Une spécialisation en production agro qui allie expertise et approche transversale !

Une spécialisation en production agro qui allie expertise et approche transversale !

 

Vincent Hovelaque, Directeur délégué à la Recherche IGR-IAE de Rennes - Directeur-Adjoint de l’UMR CNRS CREM

Une spécialisation en production agro qui allie expertise et approche transversale !

 

 

Vincent Hovelaque nous parle de la toute nouvelle formation qui a démarré en septembre 2017 à l’IGR-IAE de Rennes, le Master 2 Gestion Production Logistique Achat (GPLA), parcours Management des Entreprises Agroalimentaires et de Process. Une formation en apprentissage, en partenariat avec de nombreuses entreprises agroalimentaires du Grand-Ouest, qui combine expertise de pointe et approche transversale.

 

« Je voulais être trapéziste ! »

 

CT : Que vouliez-vous faire quand vous étiez petit ?
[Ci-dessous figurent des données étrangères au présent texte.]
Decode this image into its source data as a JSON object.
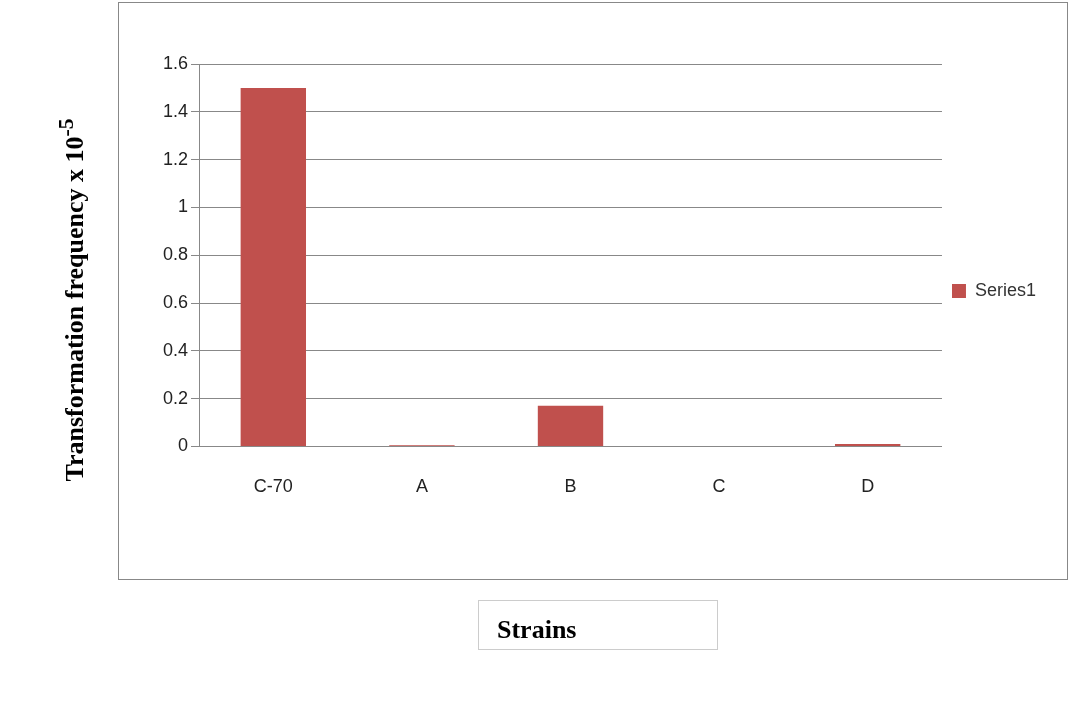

VH : Je voulais être trapéziste ! Cela n’a finalement pas été le cas, mais il y a quand même quelques corrélations avec mon métier d’enseignant-chercheur !

 

CT : Pouvez-vous nous expliquer votre parcours en quelques mots ?

VH : J’ai fait des études de mathématiques appliquées et je me suis spécialisé dans la recherche opérationnelle, notamment sur les questions d’optimisation et différentes thématiques touchant à la logistique qui m’ont emmené à faire un Doctorat.

 

« En 20 ans, j’ai développé une expertise

 du secteur agroalimentaire »

 

CT : Et qu’est-ce qui vous a emmené plus spécifiquement à travailler dans l’agroalimentaire ?
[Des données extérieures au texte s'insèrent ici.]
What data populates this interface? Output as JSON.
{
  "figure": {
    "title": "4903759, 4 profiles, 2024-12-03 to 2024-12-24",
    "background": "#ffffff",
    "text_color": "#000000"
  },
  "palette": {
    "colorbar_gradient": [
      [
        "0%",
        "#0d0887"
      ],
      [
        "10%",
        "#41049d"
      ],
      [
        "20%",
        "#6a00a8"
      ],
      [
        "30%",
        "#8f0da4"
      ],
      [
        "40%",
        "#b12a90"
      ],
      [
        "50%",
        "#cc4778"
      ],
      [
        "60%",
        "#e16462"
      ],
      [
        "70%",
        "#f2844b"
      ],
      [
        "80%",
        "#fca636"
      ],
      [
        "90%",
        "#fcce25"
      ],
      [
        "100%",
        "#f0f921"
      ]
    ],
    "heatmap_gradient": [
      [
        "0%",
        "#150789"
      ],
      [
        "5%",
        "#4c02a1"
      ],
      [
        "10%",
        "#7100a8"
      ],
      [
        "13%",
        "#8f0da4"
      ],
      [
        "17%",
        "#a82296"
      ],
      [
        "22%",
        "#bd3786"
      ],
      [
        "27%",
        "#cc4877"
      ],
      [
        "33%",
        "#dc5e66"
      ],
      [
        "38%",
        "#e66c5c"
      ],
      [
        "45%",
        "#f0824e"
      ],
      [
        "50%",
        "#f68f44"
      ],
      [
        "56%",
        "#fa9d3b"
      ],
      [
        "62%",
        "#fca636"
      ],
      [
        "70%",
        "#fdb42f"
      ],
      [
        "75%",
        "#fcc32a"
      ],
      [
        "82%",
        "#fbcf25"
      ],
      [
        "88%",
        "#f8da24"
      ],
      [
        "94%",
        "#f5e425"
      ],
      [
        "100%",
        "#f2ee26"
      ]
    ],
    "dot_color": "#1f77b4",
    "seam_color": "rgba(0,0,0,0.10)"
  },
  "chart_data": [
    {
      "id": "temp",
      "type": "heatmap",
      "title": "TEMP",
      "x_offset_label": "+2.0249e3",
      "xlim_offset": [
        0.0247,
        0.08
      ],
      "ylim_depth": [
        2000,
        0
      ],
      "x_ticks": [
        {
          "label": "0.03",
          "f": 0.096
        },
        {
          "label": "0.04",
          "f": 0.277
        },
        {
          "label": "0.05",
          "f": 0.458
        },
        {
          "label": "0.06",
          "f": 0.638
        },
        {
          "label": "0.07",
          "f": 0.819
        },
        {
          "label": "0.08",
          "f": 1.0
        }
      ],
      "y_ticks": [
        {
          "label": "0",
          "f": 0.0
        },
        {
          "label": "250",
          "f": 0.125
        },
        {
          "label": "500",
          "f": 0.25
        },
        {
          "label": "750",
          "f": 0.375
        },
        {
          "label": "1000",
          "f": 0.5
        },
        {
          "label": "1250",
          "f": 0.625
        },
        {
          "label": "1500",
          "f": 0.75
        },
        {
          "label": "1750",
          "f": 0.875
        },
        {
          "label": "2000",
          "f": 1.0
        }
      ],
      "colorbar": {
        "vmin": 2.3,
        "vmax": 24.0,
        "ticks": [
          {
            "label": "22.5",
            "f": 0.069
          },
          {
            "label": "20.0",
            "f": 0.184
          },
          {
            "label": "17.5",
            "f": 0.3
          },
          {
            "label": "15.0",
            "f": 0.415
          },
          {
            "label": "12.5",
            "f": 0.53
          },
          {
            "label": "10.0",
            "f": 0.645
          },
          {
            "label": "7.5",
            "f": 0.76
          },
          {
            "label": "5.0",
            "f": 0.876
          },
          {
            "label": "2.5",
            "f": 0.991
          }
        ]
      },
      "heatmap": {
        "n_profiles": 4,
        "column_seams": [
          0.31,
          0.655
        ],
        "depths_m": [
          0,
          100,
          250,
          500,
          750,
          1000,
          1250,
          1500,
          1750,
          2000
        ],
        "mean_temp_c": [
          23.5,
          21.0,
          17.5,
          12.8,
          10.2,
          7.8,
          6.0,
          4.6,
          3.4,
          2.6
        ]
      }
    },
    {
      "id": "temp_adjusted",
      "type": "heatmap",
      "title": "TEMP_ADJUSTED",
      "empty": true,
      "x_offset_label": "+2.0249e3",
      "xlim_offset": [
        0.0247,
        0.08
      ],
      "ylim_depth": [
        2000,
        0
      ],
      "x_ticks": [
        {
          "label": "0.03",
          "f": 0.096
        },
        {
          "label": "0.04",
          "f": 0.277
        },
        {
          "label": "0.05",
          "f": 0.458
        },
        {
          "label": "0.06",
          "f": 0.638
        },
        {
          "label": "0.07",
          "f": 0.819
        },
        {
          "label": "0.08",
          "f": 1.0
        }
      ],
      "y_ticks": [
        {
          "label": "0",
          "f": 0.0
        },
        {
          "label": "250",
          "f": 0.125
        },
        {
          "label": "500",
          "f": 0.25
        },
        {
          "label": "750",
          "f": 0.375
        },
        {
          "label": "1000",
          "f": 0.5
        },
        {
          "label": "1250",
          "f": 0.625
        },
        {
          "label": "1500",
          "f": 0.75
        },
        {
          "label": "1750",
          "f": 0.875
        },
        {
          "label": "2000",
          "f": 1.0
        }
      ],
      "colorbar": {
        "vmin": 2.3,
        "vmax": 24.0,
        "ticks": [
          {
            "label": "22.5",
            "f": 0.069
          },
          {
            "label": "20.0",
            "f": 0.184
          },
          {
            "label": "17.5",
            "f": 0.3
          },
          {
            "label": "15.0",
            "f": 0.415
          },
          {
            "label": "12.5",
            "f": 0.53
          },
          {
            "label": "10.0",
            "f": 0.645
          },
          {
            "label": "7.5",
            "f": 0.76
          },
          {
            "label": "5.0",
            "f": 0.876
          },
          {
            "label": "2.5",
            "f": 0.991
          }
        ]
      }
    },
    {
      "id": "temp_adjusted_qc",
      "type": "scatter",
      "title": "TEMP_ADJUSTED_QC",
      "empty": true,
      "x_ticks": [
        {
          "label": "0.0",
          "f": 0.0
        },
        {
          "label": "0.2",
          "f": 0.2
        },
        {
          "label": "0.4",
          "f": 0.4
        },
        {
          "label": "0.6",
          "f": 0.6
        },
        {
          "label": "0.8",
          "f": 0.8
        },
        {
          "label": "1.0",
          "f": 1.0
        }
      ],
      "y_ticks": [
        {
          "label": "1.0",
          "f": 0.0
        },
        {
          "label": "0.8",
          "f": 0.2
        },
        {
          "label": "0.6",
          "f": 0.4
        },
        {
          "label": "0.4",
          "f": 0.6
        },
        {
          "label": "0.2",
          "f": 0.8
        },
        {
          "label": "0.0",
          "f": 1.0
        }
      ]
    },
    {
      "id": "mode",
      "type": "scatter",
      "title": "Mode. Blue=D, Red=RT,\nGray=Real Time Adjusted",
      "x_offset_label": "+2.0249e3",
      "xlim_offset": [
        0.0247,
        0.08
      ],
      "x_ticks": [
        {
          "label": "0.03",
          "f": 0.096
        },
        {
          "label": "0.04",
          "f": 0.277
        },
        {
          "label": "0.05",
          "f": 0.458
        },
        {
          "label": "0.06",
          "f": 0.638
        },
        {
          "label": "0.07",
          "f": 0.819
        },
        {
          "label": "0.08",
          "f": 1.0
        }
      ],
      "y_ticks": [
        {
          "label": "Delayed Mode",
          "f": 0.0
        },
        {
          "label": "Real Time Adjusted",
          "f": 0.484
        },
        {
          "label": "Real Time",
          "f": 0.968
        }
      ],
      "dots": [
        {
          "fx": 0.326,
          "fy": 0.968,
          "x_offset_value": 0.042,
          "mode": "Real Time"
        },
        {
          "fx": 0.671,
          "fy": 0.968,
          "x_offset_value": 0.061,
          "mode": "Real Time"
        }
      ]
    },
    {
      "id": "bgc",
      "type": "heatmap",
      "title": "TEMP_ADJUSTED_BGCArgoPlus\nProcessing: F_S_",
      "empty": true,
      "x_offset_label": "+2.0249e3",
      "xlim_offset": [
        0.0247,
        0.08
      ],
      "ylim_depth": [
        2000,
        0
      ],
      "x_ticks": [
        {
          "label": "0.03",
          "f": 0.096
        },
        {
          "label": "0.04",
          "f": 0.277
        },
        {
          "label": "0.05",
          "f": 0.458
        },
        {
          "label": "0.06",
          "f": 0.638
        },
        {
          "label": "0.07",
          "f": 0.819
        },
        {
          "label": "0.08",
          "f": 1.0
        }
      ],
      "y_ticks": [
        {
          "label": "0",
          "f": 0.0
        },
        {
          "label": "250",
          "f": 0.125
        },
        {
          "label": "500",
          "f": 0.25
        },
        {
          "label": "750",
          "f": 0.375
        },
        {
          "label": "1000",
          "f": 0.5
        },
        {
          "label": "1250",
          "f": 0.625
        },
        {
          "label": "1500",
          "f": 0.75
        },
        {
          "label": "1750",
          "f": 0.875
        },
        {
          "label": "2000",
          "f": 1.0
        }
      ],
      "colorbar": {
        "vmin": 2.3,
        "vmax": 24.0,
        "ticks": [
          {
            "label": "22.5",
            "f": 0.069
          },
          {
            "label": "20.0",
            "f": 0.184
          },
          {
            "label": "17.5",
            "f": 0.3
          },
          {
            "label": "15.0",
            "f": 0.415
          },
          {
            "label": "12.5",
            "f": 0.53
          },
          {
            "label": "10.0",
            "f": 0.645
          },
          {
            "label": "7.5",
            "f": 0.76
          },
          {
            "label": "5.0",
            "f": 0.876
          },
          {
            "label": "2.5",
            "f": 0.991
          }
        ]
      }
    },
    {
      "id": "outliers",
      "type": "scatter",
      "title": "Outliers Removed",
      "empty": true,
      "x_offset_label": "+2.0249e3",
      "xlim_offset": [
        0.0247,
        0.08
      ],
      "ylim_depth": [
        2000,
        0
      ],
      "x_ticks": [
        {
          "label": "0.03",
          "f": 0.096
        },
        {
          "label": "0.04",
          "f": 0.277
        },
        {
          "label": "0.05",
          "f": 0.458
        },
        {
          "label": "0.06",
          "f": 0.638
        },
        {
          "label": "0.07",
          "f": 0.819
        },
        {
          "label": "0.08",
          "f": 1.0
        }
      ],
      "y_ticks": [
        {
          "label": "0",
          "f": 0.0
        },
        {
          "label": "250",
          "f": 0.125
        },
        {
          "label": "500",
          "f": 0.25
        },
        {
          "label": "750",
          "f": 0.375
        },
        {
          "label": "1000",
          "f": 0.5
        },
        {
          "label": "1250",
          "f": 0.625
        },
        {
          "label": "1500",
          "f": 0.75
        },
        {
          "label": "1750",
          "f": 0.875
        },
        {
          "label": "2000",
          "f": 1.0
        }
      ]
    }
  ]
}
VH : Je suis arrivé dans l’agroalimentaire par les mathématiques appliquées, mais aussi par un concours de circonstances. Je voulais devenir enseignant-chercheur et c’est dans l’agroalimentaire, qui était un domaine que je ne connaissais pas alors, que j’ai pu réaliser cet objectif. Après 15 ans comme enseignant-chercheur dans une Ecole d’Ingénieur Agroalimentaire à Rennes et 5 ans à l’IGR-IAE, j’ai développé une expertise du secteur !

 

CT : Qu’appréciez-vous tout particulièrement dans votre métier d’enseignant-chercheur ?

VH : J’aime beaucoup le contact avec les étudiants et avec les professionnels à la fois dans mes activités pédagogiques et dans mes activités de recherche. J’apprécie le fait d’avoir des missions assez larges qui me permettent des rencontres nombreuses et variées.

 

Une formation en apprentissage idéalement située

au coeur d'un tissu industriel agroalimentaire

 

CT : L’IGR-IAE propose depuis septembre 2017 un Master 2 en GPLA, parcours Management des Entreprises Agroalimentaires et de Process. Quels sont les atouts et les spécificités de cette formation ?

CH : Tout d’abord, la formation est idéalement située, ce qui en fait son premier atout. En effet, la Bretagne et le Grand-Ouest accueillent de très nombreuses entreprises agroalimentaires et l’IGR-IAE est très bien implanté dans ce tissu régional. L’IGR-IAE a d’ailleurs un historique en matière agroalimentaire avec un Master en Management des Entreprises Agroalimentaires qui a une vingtaine d’années.  Cette bonne implantation nous a permis de développer de très beaux partenariats. Avec l’ABEA, Association Bretonne des Entreprises Agroalimentaires, par exemple ; mais aussi avec Bretagne Supply Chain (BCS).  Dans ce cadre, le Master GPLA, parcours Management des Entreprises Agroalimentaires et de Process forme des professionnels qui travailleront dans des entreprises agroalimentaires, mais aussi des entreprises de cosmétique, pharmacie, chimie, bio qui intègrent pour la plupart des intrants agricoles et végétaux.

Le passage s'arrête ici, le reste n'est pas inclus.